“There is no waiting in responding to this question” of how to create a sustainable social security system, Noda said. “We’re faced with an aging society and a declining birthrate unprecedented in the history of humankind, and we cannot sidestep this challenge. I believe all the political parties fully understand this.”
Noda has staked his six-month-old administration on the tax increase. He faces a deadline later this month to submit the bill, which would double Japan’s 5 percent consumption tax rate by 2015.
Noda’s hope for political cooperation runs counter to recent history, and he faces a critical test in the next weeks to rally support for a bill that many in his own party oppose. The leading opposition party, meanwhile, provides an even trickier obstacle: Although its members support the more taxes in theory — the Liberal Democratic Party platform recommends the hike — they also sense an opportunity to obstruct the bill, lower Noda’s approval rating and force a snap election.
But Noda said Saturday that talks with the opposition party were “beginning to jibe,” and he discounted the idea of dissolving the lower house — which his own party, the Democratic Party of Japan, controls — soon.
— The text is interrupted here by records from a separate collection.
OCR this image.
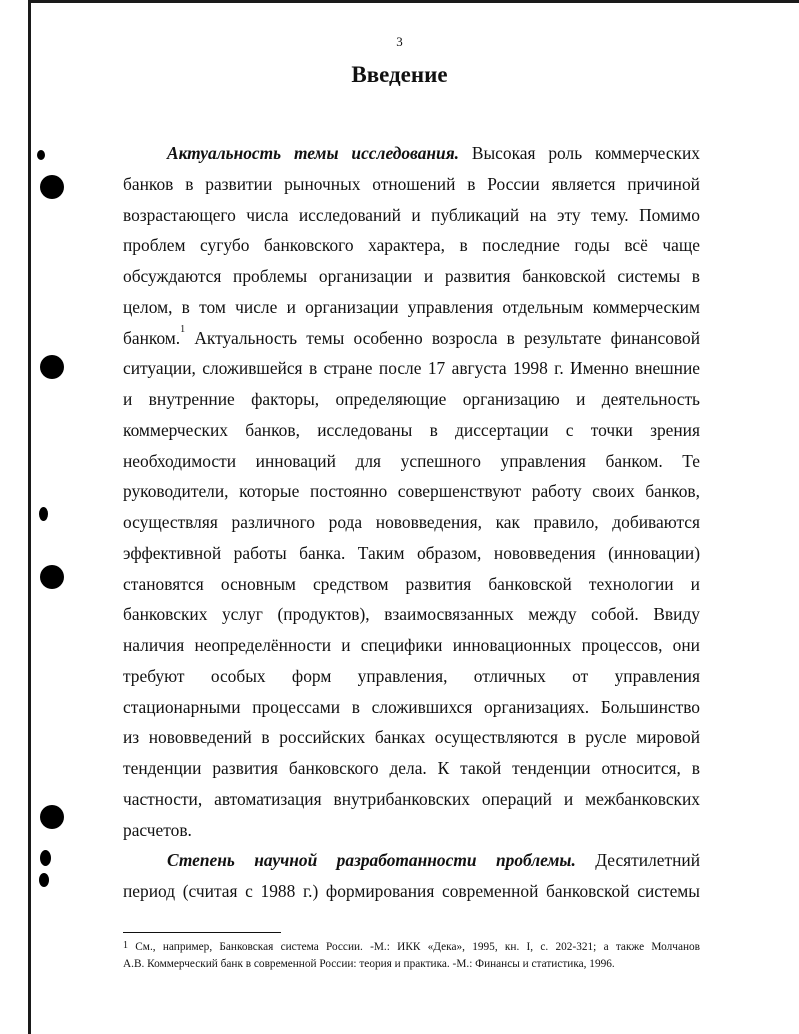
3
Введение
Актуальность темы исследования. Высокая роль коммерческих
банков в развитии рыночных отношений в России является причиной
возрастающего числа исследований и публикаций на эту тему. Помимо
проблем сугубо банковского характера, в последние годы всё чаще
обсуждаются проблемы организации и развития банковской системы в
целом, в том числе и организации управления отдельным коммерческим
банком.$^1$ Актуальность темы особенно возросла в результате финансовой
ситуации, сложившейся в стране после 17 августа 1998 г. Именно внешние
и внутренние факторы, определяющие организацию и деятельность
коммерческих банков, исследованы в диссертации с точки зрения
необходимости инноваций для успешного управления банком. Те
руководители, которые постоянно совершенствуют работу своих банков,
осуществляя различного рода нововведения, как правило, добиваются
эффективной работы банка. Таким образом, нововведения (инновации)
становятся основным средством развития банковской технологии и
банковских услуг (продуктов), взаимосвязанных между собой. Ввиду
наличия неопределённости и специфики инновационных процессов, они
требуют особых форм управления, отличных от управления
стационарными процессами в сложившихся организациях. Большинство
из нововведений в российских банках осуществляются в русле мировой
тенденции развития банковского дела. К такой тенденции относится, в
частности, автоматизация внутрибанковских операций и межбанковских
расчетов.
Степень научной разработанности проблемы. Десятилетний
период (считая с 1988 г.) формирования современной банковской системы
$^1$ См., например, Банковская система России. -М.: ИКК «Дека», 1995, кн. I, с. 202-321; а также Молчанов
А.В. Коммерческий банк в современной России: теория и практика. -М.: Финансы и статистика, 1996.
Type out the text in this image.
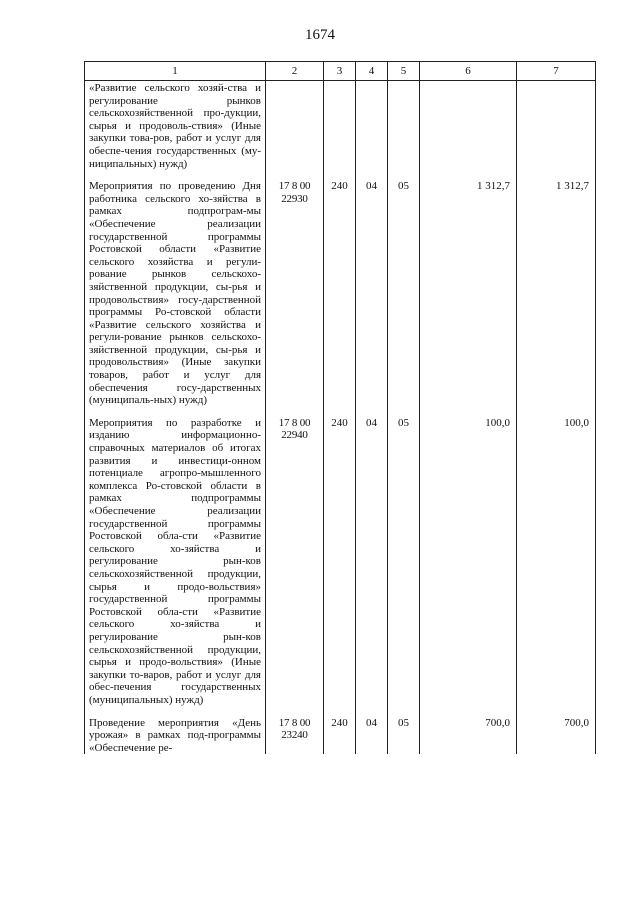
1674
1	2	3	4	5	6	7
«Развитие сельского хозяй-ства и регулирование рынков сельскохозяйственной про-дукции, сырья и продоволь-ствия» (Иные закупки това-ров, работ и услуг для обеспе-чения государственных (му-ниципальных) нужд)						

Мероприятия по проведению Дня работника сельского хо-зяйства в рамках подпрограм-мы «Обеспечение реализации государственной программы Ростовской области «Развитие сельского хозяйства и регули-рование рынков сельскохо-зяйственной продукции, сы-рья и продовольствия» госу-дарственной программы Ро-стовской области «Развитие сельского хозяйства и регули-рование рынков сельскохо-зяйственной продукции, сы-рья и продовольствия» (Иные закупки товаров, работ и услуг для обеспечения госу-дарственных (муниципаль-ных) нужд)	17 8 00 22930	240	04	05	1 312,7	1 312,7

Мероприятия по разработке и изданию информационно-справочных материалов об итогах развития и инвестици-онном потенциале агропро-мышленного комплекса Ро-стовской области в рамках подпрограммы «Обеспечение реализации государственной программы Ростовской обла-сти «Развитие сельского хо-зяйства и регулирование рын-ков сельскохозяйственной продукции, сырья и продо-вольствия» государственной программы Ростовской обла-сти «Развитие сельского хо-зяйства и регулирование рын-ков сельскохозяйственной продукции, сырья и продо-вольствия» (Иные закупки то-варов, работ и услуг для обес-печения государственных (муниципальных) нужд)	17 8 00 22940	240	04	05	100,0	100,0

Проведение мероприятия «День урожая» в рамках под-программы «Обеспечение ре-	17 8 00 23240	240	04	05	700,0	700,0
According to reports in the Japanese news media, Noda had a private meeting last week with LDP President Sadakazu Tanigaki, their first one-on-one sit-down since Noda took office.
Because the LDP has power in the upper house, Noda, a fiscal hawk and former finance minister, will need cooperation from the opposition to pass the tax increase. Some political analysts in Tokyo think the LDP will agree to approve the consumption tax increase only if Noda promises to dissolve the lower house immediately thereafter. That would set off an election among equally unpopular groups; according to a mid-February poll conducted by the Yomiuri newspaper, 16 percent support the DPJ and 17 percent support the LDP. More than 50 percent support no party.
Japan’s consumption tax rate is one of the lowest among members of the Organization for Economic Co-operation and Development, and the government hasn’t raised the rate since 1997. Since then, however, the country has depended more on selling bonds than taxes to fund its budgets.
Japan also faces a major demographic challenge, with a booming elderly population and a thinning workforce to support it. By 2055, according to government data, 40 percent of the country’s population will be 65 or older. Just 8 percent will be younger than 15.
Opponents of the tax increase say it would further undermine an economy that has been stagnant for two decades.
Noda’s push for the increase comes at a time when the government is trying to regain support following its much-criticized response to last year’s natural and nuclear disasters. Noda on Saturday acknowledged that criticism, but he also highlighted the steps that his government has taken to help the recovery in the disaster-hit northeast. That includes the passage of four extra budgets and the allocation of 1 trillion yen ($12 billion) to pay for cleanup in areas contaminated by radiation from the nuclear plant.
Tsunami-battered areas farther from the Fukushima Daiichi plant, Noda said, “have recovered pre-disaster daily life.”
“Unfortunately there is criticism that what we’ve done has been inadequate — that we’ve been slow,” Noda said. “And we have to be receptive to such criticism.”